Trying to come up with a snowfall forecast for Thursday’s system has proven to be a tad difficult this afternoon since the guidance is all over the place, but this is what I’ve come up with for possible snowfall amounts for Thursday.
Note: Bust potential is quite high with this system as snow amounts could end up higher or lower than what I have shown on the map below, could go either way.
…Winter Storm Friday through Saturday morning…
NWS hazards map as of 4:35 PM Wednesday, December 8, 2021.
Areas in red and yellow on the image below have the highest chance for exceeding warning criteria snowfall on Friday (6 inches/12 hours, or 8 inches/24 hours).
Heads up if you have travel plans that take you to southern Minnesota or central Wisconsin Friday into Saturday morning as Moderate to Minor potential winter storm impacts covers those areas.
…Storm Threat mid to late next week (~December 15-17, 2021)…
The upper-level pattern for next week is one that can lead to a storm coming out of the Rockies as will see an upper-level trough dig south across the western U.S. while a strong ridge builds NE across the Midwest and Great Lakes.

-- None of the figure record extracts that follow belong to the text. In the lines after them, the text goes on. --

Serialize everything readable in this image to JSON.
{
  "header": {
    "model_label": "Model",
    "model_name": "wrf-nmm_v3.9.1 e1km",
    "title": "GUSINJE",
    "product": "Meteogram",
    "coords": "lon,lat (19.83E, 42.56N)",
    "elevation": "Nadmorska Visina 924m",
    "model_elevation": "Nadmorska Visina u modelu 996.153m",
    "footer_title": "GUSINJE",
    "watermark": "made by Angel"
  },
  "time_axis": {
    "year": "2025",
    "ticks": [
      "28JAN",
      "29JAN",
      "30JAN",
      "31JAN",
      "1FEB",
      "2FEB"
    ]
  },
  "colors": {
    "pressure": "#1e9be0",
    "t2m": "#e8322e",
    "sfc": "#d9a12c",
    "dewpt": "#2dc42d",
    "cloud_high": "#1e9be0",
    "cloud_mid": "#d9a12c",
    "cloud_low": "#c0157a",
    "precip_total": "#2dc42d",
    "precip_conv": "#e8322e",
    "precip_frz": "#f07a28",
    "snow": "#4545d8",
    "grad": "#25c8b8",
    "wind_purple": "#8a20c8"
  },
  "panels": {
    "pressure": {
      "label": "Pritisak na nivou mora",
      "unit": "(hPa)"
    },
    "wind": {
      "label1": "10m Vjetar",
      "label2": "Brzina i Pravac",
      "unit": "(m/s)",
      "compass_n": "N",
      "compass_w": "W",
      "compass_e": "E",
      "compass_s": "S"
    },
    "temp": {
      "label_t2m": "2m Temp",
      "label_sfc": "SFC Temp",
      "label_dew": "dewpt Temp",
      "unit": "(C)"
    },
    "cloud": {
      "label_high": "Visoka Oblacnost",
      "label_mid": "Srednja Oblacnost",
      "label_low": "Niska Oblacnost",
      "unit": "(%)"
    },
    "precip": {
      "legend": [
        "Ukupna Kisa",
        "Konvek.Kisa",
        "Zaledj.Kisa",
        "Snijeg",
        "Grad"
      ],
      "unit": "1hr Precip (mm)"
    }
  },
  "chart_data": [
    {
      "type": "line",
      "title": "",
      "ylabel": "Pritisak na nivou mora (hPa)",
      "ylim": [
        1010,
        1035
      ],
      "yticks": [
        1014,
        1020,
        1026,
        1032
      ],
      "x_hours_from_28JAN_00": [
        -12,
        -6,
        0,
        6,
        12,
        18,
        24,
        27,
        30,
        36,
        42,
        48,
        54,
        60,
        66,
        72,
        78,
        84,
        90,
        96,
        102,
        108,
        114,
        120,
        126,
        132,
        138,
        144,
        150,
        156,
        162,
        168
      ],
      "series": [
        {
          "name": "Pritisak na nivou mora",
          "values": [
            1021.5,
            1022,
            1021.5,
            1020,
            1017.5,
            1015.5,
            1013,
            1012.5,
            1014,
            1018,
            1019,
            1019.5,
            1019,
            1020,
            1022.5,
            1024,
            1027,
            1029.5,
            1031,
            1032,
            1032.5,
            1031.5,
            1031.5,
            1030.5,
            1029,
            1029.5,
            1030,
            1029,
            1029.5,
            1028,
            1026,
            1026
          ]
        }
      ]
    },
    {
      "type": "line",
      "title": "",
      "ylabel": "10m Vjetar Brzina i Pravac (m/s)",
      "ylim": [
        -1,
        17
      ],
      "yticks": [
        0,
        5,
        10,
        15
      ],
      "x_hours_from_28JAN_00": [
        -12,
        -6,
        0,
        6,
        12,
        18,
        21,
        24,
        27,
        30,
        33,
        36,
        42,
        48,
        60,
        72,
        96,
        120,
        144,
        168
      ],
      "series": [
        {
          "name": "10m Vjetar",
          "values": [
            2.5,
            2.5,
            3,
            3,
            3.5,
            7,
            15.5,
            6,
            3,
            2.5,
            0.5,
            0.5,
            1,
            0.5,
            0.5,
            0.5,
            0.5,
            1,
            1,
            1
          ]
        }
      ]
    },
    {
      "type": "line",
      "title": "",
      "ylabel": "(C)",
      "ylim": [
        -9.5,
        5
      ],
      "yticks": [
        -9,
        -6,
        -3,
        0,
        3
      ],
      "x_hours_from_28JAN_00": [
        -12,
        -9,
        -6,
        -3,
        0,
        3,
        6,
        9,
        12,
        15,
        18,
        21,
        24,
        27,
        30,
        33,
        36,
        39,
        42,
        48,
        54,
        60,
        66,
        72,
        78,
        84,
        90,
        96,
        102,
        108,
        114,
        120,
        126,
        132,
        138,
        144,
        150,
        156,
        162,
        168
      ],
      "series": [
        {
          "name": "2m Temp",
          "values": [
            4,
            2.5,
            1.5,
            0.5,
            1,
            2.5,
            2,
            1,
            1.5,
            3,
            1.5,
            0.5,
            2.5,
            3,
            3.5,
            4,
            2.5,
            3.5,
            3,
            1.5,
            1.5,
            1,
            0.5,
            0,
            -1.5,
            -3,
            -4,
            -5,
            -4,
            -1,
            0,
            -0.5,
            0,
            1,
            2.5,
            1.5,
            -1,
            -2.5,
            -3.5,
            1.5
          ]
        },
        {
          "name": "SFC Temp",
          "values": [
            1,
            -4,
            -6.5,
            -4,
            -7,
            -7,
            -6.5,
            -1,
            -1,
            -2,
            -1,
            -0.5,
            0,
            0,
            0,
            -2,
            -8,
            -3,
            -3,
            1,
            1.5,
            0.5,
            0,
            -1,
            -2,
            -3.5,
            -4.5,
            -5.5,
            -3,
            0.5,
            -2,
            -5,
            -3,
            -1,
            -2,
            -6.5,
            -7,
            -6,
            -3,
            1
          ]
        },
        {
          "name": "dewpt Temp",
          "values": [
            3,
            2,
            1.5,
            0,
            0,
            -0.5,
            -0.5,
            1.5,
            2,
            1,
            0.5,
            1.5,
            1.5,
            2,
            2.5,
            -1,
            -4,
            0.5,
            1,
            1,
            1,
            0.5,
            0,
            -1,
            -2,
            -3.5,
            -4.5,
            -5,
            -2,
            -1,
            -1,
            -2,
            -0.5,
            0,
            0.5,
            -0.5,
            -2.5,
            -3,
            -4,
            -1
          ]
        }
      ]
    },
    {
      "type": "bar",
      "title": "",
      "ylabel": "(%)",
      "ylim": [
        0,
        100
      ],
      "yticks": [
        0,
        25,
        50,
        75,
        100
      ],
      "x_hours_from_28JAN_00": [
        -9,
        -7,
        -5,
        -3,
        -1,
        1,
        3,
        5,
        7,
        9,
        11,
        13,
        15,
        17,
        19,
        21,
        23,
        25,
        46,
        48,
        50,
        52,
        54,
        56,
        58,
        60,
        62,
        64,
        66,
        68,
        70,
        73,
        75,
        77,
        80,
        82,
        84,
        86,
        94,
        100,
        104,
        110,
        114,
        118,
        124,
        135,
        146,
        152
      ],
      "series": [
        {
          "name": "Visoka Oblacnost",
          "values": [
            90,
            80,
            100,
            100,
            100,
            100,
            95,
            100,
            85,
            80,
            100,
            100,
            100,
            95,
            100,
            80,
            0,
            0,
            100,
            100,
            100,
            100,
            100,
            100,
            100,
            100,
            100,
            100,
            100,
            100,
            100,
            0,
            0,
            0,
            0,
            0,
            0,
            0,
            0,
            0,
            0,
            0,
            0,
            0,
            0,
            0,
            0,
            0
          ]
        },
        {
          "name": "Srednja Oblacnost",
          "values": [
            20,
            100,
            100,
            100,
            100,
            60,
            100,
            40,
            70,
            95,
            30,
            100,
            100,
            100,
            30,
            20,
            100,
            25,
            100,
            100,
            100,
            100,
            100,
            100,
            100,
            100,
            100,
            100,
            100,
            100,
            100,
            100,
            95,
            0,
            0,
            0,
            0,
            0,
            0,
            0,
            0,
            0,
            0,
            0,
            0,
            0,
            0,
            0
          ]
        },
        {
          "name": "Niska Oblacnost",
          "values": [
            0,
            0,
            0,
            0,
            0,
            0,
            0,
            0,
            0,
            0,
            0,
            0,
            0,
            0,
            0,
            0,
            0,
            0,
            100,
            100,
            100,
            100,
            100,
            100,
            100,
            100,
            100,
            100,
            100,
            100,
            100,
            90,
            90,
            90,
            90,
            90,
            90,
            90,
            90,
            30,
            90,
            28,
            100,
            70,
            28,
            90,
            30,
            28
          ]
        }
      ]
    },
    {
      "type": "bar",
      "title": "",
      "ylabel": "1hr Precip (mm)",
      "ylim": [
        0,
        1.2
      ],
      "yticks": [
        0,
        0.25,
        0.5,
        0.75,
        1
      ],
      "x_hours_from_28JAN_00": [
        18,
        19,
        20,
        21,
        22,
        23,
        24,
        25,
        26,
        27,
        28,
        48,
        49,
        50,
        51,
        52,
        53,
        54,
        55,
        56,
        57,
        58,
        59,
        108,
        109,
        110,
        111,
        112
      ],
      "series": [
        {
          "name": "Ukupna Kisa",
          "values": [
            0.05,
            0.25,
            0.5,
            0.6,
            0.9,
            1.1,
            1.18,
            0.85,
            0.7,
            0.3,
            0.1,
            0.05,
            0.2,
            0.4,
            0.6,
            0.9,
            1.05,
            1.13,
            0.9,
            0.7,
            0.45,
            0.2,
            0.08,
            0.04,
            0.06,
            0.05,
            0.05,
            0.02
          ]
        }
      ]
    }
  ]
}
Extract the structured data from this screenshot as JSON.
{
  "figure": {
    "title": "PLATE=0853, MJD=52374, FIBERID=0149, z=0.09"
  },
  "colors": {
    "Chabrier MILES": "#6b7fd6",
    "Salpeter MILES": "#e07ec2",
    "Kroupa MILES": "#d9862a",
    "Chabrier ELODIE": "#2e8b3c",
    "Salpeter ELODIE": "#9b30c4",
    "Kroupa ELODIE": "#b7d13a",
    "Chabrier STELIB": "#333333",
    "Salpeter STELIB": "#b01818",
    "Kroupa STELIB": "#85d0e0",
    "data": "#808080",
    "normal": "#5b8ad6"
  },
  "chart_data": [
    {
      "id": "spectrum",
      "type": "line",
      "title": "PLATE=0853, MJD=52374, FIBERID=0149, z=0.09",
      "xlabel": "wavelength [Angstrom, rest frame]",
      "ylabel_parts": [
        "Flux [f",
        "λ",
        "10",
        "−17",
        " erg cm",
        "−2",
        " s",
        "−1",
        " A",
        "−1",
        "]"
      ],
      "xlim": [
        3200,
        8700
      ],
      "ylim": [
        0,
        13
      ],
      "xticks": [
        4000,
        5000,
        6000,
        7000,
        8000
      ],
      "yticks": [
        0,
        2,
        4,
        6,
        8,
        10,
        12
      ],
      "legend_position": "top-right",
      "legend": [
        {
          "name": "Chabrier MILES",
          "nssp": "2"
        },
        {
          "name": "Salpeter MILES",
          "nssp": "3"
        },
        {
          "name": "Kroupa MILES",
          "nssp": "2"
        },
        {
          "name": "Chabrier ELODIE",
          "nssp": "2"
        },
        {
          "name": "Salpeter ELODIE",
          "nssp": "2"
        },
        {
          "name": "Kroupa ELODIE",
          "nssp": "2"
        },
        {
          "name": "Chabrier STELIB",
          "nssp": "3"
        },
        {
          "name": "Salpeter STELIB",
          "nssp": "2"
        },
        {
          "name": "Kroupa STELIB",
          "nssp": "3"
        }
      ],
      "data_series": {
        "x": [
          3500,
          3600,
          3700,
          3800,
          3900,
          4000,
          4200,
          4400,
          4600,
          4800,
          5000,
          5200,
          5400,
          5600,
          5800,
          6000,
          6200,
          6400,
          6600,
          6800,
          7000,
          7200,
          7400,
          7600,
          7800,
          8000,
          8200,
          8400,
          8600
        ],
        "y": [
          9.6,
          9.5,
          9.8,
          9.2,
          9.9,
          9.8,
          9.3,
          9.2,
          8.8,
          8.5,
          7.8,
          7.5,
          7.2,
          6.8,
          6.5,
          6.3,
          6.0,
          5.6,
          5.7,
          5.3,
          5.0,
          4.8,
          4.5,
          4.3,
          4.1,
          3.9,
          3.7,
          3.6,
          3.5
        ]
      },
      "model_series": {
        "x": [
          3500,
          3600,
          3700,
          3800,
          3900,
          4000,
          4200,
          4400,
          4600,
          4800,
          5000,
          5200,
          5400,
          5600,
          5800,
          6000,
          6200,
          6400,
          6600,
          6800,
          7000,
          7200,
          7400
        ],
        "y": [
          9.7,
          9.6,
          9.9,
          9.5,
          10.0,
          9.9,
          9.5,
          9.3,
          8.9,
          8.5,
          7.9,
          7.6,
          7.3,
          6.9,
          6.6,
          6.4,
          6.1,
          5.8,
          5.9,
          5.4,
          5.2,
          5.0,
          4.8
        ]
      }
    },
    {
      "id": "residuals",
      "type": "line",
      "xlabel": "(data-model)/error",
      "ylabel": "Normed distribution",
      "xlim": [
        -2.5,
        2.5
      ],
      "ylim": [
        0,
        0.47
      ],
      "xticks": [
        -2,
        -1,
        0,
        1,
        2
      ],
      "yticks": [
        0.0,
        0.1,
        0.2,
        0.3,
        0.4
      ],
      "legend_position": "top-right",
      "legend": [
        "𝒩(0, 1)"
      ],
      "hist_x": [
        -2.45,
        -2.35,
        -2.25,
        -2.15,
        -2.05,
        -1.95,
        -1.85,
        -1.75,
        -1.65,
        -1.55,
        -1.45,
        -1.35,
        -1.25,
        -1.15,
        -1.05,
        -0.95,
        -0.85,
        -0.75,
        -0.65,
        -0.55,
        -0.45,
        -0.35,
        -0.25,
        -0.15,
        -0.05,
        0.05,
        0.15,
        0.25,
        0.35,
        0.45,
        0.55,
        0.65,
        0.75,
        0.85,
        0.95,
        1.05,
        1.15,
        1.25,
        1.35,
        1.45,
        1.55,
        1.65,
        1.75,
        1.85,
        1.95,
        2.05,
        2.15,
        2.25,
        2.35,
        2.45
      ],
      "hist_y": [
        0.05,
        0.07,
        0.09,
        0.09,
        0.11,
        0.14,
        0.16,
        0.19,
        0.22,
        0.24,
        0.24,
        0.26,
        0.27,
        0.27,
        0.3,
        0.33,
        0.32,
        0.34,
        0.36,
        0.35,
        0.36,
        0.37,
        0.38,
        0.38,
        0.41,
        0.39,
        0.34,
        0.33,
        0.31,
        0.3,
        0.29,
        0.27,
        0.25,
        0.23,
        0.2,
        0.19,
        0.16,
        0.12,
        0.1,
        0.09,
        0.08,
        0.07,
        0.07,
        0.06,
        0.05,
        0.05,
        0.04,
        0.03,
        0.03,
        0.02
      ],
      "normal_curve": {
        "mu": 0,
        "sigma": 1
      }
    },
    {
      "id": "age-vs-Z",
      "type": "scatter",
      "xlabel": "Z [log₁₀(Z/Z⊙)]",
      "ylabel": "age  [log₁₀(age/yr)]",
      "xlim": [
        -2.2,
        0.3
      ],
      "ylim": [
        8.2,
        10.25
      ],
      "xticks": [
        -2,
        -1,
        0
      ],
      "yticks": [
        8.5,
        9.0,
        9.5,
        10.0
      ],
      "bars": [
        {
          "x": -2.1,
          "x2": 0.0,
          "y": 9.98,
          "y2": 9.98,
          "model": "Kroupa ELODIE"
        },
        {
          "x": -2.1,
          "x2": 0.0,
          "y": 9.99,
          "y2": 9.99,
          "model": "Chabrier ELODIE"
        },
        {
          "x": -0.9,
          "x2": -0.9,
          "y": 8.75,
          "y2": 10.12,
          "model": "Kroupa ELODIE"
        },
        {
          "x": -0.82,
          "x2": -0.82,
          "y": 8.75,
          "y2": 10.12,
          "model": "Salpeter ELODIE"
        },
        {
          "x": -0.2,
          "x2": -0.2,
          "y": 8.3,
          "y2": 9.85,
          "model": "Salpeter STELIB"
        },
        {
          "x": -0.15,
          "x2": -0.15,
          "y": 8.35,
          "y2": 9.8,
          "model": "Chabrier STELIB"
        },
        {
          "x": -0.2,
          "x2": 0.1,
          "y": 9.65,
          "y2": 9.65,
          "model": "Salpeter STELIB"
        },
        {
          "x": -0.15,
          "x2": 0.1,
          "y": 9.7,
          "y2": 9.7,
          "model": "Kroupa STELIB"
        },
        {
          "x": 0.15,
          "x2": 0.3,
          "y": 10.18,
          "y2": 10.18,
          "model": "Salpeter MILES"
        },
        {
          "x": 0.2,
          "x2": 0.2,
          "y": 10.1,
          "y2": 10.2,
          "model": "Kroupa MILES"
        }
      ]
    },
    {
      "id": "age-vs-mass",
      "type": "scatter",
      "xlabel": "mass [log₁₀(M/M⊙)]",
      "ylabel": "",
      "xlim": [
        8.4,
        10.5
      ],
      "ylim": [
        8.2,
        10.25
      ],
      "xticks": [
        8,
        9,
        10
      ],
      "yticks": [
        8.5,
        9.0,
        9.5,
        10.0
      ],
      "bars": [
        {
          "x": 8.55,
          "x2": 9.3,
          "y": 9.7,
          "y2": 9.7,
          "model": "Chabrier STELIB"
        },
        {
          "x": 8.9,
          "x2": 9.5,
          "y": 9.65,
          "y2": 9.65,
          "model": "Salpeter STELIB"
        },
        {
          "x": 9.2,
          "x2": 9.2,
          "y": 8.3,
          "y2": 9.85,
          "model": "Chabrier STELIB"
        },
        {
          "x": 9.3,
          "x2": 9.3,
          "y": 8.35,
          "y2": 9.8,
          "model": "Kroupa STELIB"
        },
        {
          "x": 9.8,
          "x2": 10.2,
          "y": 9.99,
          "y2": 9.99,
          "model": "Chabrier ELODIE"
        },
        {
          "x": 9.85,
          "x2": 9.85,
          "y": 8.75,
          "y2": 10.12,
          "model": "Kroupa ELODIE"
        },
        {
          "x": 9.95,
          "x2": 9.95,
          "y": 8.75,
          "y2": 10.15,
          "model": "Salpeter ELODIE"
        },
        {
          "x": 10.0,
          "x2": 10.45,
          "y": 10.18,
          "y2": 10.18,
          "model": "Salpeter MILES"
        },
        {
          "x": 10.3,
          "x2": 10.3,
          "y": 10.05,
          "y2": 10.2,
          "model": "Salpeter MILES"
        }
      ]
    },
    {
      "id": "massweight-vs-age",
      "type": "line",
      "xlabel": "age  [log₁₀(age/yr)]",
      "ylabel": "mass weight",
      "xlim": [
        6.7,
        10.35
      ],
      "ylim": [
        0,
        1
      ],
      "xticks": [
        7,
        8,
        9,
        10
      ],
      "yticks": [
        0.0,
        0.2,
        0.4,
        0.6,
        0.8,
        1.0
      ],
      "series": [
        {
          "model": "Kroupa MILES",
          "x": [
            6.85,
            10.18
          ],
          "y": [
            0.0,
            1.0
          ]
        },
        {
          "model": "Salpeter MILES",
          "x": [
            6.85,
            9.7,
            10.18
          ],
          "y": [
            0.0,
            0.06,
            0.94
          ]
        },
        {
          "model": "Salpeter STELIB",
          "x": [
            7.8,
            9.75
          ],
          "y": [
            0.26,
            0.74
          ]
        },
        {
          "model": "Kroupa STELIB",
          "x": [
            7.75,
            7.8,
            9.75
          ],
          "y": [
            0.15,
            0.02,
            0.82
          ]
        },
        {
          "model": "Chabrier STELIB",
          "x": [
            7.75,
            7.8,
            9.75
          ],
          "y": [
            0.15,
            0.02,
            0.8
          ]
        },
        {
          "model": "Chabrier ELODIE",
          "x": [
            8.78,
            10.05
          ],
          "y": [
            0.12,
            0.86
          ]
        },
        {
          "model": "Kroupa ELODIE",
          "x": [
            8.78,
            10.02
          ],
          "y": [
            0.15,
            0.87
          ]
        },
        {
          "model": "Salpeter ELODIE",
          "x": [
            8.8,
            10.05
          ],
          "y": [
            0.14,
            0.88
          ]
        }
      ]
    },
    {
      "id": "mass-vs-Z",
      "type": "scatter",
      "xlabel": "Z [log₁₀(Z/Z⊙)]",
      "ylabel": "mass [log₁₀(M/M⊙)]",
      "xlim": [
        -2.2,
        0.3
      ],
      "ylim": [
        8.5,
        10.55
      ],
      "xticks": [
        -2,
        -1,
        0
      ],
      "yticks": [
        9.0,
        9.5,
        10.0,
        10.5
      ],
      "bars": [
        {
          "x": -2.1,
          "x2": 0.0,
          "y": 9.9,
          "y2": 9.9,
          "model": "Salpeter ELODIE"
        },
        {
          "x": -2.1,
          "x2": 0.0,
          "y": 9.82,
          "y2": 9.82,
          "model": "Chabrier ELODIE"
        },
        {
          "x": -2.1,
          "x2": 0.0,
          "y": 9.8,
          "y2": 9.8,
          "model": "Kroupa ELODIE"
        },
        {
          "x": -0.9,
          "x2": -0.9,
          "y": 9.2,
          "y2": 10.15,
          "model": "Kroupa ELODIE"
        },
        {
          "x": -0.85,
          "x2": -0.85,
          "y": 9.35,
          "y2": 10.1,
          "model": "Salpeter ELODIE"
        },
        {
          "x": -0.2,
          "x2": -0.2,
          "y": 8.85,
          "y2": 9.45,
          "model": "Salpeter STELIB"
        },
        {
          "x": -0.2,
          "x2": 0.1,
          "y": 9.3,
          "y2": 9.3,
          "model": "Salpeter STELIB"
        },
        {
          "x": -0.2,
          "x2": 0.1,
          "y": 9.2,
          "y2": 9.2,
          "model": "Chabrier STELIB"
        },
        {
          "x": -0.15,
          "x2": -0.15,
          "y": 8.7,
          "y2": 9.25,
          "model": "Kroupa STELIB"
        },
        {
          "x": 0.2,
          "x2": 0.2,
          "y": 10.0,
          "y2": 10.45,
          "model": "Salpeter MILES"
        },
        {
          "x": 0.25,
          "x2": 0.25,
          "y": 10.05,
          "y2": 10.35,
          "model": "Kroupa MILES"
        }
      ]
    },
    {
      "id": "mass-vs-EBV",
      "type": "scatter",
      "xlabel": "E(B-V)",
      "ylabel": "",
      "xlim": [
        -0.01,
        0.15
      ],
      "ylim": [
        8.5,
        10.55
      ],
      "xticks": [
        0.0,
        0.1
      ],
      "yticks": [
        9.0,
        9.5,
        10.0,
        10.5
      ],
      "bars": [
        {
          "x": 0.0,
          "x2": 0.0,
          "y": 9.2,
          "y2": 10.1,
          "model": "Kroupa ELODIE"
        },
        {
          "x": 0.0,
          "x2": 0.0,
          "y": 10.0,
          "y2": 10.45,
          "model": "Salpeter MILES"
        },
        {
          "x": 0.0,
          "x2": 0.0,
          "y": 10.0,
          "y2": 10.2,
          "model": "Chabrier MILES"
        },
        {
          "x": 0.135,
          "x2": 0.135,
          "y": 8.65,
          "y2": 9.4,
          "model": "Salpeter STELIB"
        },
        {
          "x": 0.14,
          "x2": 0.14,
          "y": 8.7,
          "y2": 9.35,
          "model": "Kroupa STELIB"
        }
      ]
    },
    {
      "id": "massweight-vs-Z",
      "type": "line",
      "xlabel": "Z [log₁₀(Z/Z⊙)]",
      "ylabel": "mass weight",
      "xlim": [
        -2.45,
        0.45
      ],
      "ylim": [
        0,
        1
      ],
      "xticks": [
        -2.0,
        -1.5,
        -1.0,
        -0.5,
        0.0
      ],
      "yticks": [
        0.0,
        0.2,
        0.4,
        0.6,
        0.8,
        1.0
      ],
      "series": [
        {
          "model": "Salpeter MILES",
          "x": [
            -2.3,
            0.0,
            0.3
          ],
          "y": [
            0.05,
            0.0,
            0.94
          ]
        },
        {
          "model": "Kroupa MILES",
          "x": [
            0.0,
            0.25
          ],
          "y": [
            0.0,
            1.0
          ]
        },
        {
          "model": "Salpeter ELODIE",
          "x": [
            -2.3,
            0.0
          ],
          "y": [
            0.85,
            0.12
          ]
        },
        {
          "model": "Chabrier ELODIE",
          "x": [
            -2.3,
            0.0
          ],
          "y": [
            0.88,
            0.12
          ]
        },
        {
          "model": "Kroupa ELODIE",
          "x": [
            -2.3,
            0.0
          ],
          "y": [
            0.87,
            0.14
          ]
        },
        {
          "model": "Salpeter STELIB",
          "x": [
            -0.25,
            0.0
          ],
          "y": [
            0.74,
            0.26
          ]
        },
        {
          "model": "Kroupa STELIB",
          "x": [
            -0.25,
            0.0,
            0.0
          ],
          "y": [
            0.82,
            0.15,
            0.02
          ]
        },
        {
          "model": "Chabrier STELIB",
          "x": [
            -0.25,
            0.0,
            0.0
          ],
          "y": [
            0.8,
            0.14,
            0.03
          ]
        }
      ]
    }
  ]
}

The computer models have been hinting at a big storm moving NE out of the Rockies for mid to late next week, but at the moment the storm track is well to our west which puts the Northland squarely on the warm side of this potential system which increases the odds will see rain instead of ice or snow, but since we’re talking about a system that is a week away, we could certainly see the storm track shift, and also for the storm to come in weaker or even stronger than what the computer models show right now.
Even more interesting is the fact the computer models are generating quite a bit of CAPE (instability) for next Wednesday-Thursday, and should this verify, we may even see a few thunderstorms in parts of Minnesota and Wisconsin next week.
Potential storm for mid to late next week may also produce very strong winds, with gusts of 40-50+ mph possible in the Northland Wednesday-Thursday, with near hurricane force wind gusts possible on Lake Superior (70+ mph). Wind direction would be from the south on Wednesday, then out of the west on Thursday.